SECTION 17. Section 3 of chapter 210 of the General Laws, as most recently amended by chapter 93 of the acts of 2011, is hereby amended by inserting at the end thereof the following paragraph:-
“(e) If at least two years have passed since the court entered an order under this chapter or chapter 119 terminating parental rights, the child whose parents were the subject of that order may file a motion requesting that the court vacate the order with respect to one or both of the child’s former parents, but only if all of the following apply:
i. The child is at least 12 years of age;
ii. The court has determined after a hearing under section 29B of chapter 119 that adoption is no longer the permanency plan for the child; and
iii. Either the child has not been adopted or, if the child has been adopted, a court has entered an order terminating the parental rights of the child’s adoptive parents or the adoptive parents have voluntarily surrendered their parental rights.

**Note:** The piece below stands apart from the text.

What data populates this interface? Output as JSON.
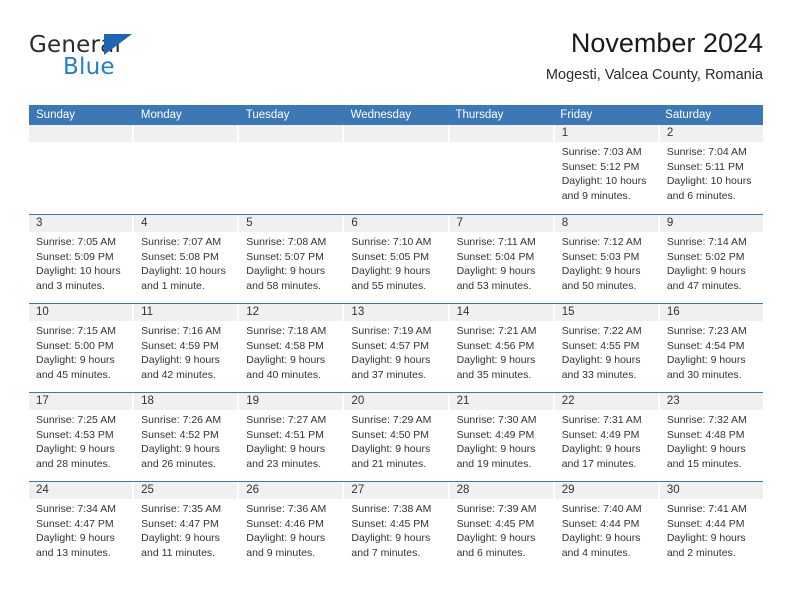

The child shall sign the motion in the absence of a showing of good cause as to why the child could not do so. The court shall order that an evidentiary hearing be held and give notice of the hearing to whichever of the child’s former parents the motion relates, with notice being provided in the manner prescribed for a petition filed under section 24. Neither parent shall be considered a party for the purpose of the motion, nor shall either have an independent right to be heard, though a parent’s testimony may be offered into evidence if the parent is called as a witness by a party. The court shall grant the motion if it determines by a preponderance of evidence that vacating the order terminating parental rights is in the child’s best interests. The court shall specify in writing the factual basis for its determination. As soon as practicable after granting the motion, the court shall enter a new dispositional order under section 26(b), provided that the order is in the best interests of the child. For purposes of this paragraph, the term “child” includes a young adult as defined in section 21 of chapter 119.
SECTION 18. The department of children and families shall create a pilot - mentoring/life-coach program for children in the custody of the department to encourage and create life-long connections for every child aging out of the department’s care and custody. The department shall work with private and non-profit organizations that have a proven track record of creating such a bond for children.
SECTION 19. The secretary of the executive office of health and human services shall work with the secretary of the executive office of labor and workforce development to create individual savings accounts for each youth, age 15 and older, who are in the custody of the department and develop a percentage scale of annual deposit requirements based the child’s supplemental security income and age of the child with a larger percentage being deposited as the child ages. Each child for which an individual savings account is created shall be allowed to retain the balance of the child’s personal account upon release or upon aging out of the custody of the commonwealth.
SECTION 20. Section 17 of this act shall apply regardless of whether the two year requirement is met before, on, or after the effective date of this act.